Nombre d’entre vous d’ailleurs, le vivent, avec des moments très intenses de libération et d’autres moments qui vous ramènent, hélas, à la réalité à laquelle vous adhérez encore. C’est comme ça que vous voyez la Vérité. Pas autrement. De façon de plus en plus éclatante et parfois dure pour la personne. Ça prouve simplement que vous êtes encore une personne. Mais c’est justement cet éclairage qui vous permet de ne plus être cette personne, d’être l’homme régénéré ou la femme régénérée, ressuscité dans sa chair, comme dans sa manifestation, comme dans ses émotions et comme dans toute activité intellectuelle ou mentale.

Dans la Joie, rien de l’ancien ne peut subsister, même pas les forces inconscientes de prédation de vos lignées, de vos origines, si elles existent. Il n’y a pas d’effort à faire, il y a juste à reconnaître que vous n’y êtes pas. Non pas pour vous condamner, vous juger ou vous punir, parce que reconnaître cela vous amènera à vivre un don total de la Grâce au fur et à mesure que vous vous donnez à la Lumière que vous êtes.

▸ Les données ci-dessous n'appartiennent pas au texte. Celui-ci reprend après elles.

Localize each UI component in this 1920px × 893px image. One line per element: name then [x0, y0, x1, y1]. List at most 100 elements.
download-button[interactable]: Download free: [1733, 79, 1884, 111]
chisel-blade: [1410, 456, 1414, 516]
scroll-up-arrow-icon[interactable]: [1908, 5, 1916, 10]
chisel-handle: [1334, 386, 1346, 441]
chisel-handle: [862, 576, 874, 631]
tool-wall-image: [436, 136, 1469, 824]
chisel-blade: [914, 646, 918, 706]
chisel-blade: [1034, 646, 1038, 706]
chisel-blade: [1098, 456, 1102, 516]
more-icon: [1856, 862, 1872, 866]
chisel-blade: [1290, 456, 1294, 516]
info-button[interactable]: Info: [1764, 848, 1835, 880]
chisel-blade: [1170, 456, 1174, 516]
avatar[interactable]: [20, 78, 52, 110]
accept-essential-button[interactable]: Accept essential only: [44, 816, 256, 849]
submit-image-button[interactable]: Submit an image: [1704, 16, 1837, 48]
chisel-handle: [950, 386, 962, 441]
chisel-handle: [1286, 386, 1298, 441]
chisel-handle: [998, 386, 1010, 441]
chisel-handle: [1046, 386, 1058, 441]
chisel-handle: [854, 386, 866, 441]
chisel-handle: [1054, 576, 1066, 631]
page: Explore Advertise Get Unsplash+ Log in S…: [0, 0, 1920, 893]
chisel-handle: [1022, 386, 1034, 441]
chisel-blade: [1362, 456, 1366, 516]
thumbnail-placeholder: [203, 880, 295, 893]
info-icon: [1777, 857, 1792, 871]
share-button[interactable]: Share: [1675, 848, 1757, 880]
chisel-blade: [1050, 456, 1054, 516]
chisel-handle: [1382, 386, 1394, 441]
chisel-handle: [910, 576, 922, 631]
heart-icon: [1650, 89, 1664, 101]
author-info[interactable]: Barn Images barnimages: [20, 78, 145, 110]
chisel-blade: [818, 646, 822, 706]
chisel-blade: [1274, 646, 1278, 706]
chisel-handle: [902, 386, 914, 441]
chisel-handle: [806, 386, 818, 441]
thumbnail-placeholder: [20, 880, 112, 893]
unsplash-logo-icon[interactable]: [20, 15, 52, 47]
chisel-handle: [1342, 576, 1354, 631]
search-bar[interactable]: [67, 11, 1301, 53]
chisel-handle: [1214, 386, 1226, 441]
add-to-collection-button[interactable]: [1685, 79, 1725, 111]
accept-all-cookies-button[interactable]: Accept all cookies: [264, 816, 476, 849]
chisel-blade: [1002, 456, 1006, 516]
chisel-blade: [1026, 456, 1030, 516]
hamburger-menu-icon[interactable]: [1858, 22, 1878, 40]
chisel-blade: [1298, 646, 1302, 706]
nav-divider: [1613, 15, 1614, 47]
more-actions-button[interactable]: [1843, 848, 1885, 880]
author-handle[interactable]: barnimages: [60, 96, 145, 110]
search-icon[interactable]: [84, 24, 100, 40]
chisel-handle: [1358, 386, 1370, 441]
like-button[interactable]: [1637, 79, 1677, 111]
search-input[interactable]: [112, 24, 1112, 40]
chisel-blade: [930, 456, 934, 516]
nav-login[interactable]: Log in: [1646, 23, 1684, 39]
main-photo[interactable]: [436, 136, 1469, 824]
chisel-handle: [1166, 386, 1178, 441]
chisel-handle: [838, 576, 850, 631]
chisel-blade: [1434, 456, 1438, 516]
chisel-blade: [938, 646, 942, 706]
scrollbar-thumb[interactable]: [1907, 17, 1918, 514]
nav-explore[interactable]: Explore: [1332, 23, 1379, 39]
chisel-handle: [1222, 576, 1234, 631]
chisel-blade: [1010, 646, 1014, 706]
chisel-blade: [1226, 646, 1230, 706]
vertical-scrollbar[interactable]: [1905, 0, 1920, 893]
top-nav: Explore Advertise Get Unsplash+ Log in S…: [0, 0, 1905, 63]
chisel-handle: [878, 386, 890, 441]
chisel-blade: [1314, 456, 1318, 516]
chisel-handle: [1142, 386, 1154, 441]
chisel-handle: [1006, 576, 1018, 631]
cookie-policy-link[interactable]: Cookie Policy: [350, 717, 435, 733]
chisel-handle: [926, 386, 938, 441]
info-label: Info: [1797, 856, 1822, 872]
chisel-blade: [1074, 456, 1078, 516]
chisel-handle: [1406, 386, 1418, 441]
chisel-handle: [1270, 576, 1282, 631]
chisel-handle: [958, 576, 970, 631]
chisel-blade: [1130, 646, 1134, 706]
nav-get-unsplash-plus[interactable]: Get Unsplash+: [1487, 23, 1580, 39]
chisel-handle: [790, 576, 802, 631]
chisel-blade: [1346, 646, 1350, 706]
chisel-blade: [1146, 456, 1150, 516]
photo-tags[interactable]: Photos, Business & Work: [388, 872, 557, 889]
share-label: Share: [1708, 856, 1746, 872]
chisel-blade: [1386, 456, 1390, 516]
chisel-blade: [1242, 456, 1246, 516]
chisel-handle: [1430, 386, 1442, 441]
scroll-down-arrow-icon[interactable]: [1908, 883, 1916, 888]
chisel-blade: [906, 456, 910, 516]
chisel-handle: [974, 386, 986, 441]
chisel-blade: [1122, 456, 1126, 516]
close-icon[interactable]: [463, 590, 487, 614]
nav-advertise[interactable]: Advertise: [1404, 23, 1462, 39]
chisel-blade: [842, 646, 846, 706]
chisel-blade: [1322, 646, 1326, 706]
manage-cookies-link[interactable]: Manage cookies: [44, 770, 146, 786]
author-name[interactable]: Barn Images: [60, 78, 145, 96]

Où que vous soyez, ici présents, en lecture ou en écoute, je vous demande maintenant de partager avec moi la Théophanie du cœur, la Théophanie de l’Esprit.

… Silence…

Puissiez-vous être éclairés définitivement et être ce que vous êtes enfin.

… Silence…

Je suis Gemma Galgani et je suis avec vous, surtout pour ceux d’entre vous qui vivent certaines souffrances. Ma simple présence à vos côtés, devant vous ou en votre Canal Marial est un baume apaisant qui vient soulager. Appelez-moi. Je viendrai d’ailleurs vous rendre visite sous les dômes des villages elfiques, cela ne pose aucun problème pour moi. Soyez vrais, soyez authentiques, non pas au sein de la personne, de ce que vous croyez ou vivez, mais dans la vérité du cœur. Je suis Gemma Galgani, je vous aime. Et à très bientôt donc.